For Aquamore, these opportunities often come in the form of refinancing and debt-consolidation manadates.

“A lender, such as Aquamore, with a judgemental credit-based approach, considers an opportunity holistically,” said Porch, adding: “This is often beneficial for equity-rich, cash-poor businesses seeking capital to seize a time-sensitive opportunity.”

But as always, no opportunity comes without a degree of risk, and for newcomers to the commercial space, it can be difficult to avoid the common pitfalls.

Common pitfalls

Commercial lending and residential are two different beasts. It is often a case in the commercial space that securing a bespoke solution for your client outweighs the importance of the deal’s headline rate.

“As such, only focusing on the interest rate in isolation is a common mistake for newcomers in commercial lending,” Porch said. He stressed the importance of understanding the nuances of the borrower and their requirements, as well as the respective lenders, as each lender has its niche and specific loan parameters.

“Brokers should ensure they’re fully aware of the full suite of fees, charges and conditions accompanying a commercial loan,” he said.

For Jason Arnold (pictured below), group executive of origination at Pallas Capital, “a common pitfall is not spending enough time educating themselves on product and market dynamics, which can lead to over-promising and under-delivering”.

“Brokers should adopt a long-term approach by reaching out to aggregators, lenders and industry bodies for education and guidance before diving into the market,” he said.

Arnold also suggested partnering with an experienced commercial broker to get hands-on experience in closing commercial deals.

Getting the upper advantage

Commercial finance, just like any other segment of the third-party channel, is a hotly competitive space, especially at a time when the market isn’t exactly flying.

The fact of the matter is resting on your laurels is a surefire way to fall behind. But the experts believe there are a few key attitudes brokers can bring to the game to stand out from the pack.

In commercial finance, “reputation is everything and relationships are key”, said Porch.
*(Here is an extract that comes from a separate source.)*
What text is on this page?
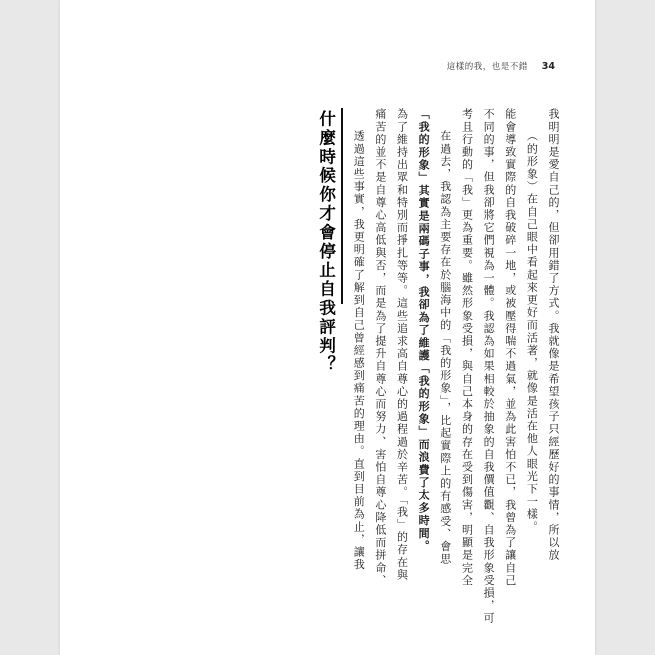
這樣的我，也是不錯 34
什麼時候你才會停止自我評判？ 透過這些事實，我更明確了解到自己曾經感到痛苦的理由。直到目前為止，讓我 痛苦的並不是自尊心高低與否，而是為了提升自尊心而努力、害怕自尊心降低而拼命、 為了維持出眾和特別而掙扎等等。這些追求高自尊心的過程過於辛苦。「我」的存在與 「我的形象」其實是兩碼子事，我卻為了維護「我的形象」而浪費了太多時間。 在過去，我認為主要存在於腦海中的「我的形象」，比起實際上的有感受、會思 考且行動的「我」更為重要。雖然形象受損，與自己本身的存在受到傷害，明顯是完全 不同的事，但我卻將它們視為一體。我認為如果相較於抽象的自我價值觀、自我形象受損，可 能會導致實際的自我破碎一地，或被壓得喘不過氣，並為此害怕不已，我曾為了讓自己 （的形象）在自己眼中看起來更好而活著，就像是活在他人眼光下一樣。 我明明是愛自己的，但卻用錯了方式。我就像是希望孩子只經歷好的事情，所以放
It is essential to establish relationships with industry stakeholders, including lenders, valuers, conveyancers, solicitors and real estate agents.

Echoing Porch’s sentiment, Arnold said that “networking is key” for any broker seeking to expand their offerings into commercial.
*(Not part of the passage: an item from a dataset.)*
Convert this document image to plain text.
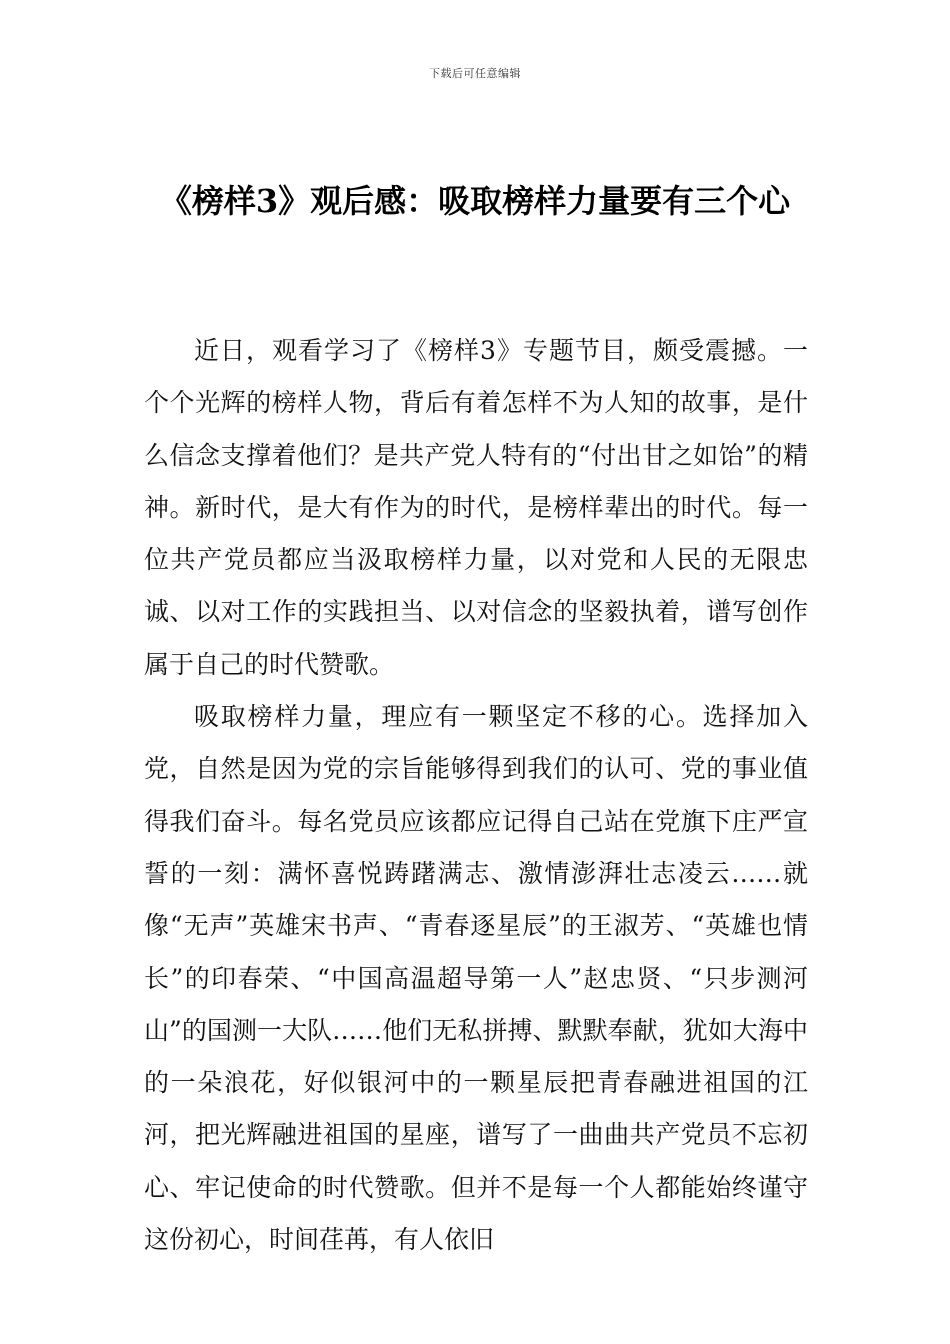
下载后可任意编辑
《榜样3》观后感：吸取榜样力量要有三个心

近日，观看学习了《榜样3》专题节目，颇受震撼。一个个光辉的榜样人物，背后有着怎样不为人知的故事，是什么信念支撑着他们？是共产党人特有的“付出甘之如饴”的精神。新时代，是大有作为的时代，是榜样辈出的时代。每一位共产党员都应当汲取榜样力量，以对党和人民的无限忠诚、以对工作的实践担当、以对信念的坚毅执着，谱写创作属于自己的时代赞歌。

吸取榜样力量，理应有一颗坚定不移的心。选择加入党，自然是因为党的宗旨能够得到我们的认可、党的事业值得我们奋斗。每名党员应该都应记得自己站在党旗下庄严宣誓的一刻：满怀喜悦踌躇满志、激情澎湃壮志凌云……就像“无声”英雄宋书声、“青春逐星辰”的王淑芳、“英雄也情长”的印春荣、“中国高温超导第一人”赵忠贤、“只步测河山”的国测一大队……他们无私拼搏、默默奉献，犹如大海中的一朵浪花，好似银河中的一颗星辰把青春融进祖国的江河，把光辉融进祖国的星座，谱写了一曲曲共产党员不忘初心、牢记使命的时代赞歌。但并不是每一个人都能始终谨守这份初心，时间荏苒，有人依旧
Thankfully, there is a wealth of industry bodies hosting regular events, such as the Property Council, the Urban Development Institute of Australia (UDIA) and Urban Developer, which present opportunities to swap business cards and get your name out there.

Additionally, Arnold suggested speaking with commercial agents, while cold calling small businesses and SMEs to learn more about their business and their financial needs can also help to gain invaluable insights.

Leveraging social media, not just for marketing but also as a platform to educate clients and showcase expertise, is also useful.

On the lender front, “it’s important to understand the approach, parameters and strength areas to enhance efficiencies and boost the likelihood of conversion”, Arnold added.

So, where’s the action?

While the likes of JPMorgan, Tesla and the federal government are steadily reintroducing five-day-a-week office mandates in the US, hybrid working remains popular in Australia.

That is, of course, a matter of debate and varies from employer to employer, but with the most recent data (sourced from the Australian Bureau of Statistics in August 2024) showing that 36% of employed people “usually worked” from home, it’s clearly still a major trend in the Aussie workforce.

This has been something of a bugbear for city-centric segments of the commercial real estate sector. But that’s not to say there are no deals to be made.

According to Arnold, there is a “growing interest” in the repositioning of commercial properties such as upgrading offices or creating mixed-use developments that have a focus on “quality, amenity and sustainability”.

But the real activity at the moment, noted Arnold, continues to be residential development, particularly apartments, townhouses, and land subdivisions. “I expect this will remain the case throughout 2025,” he said.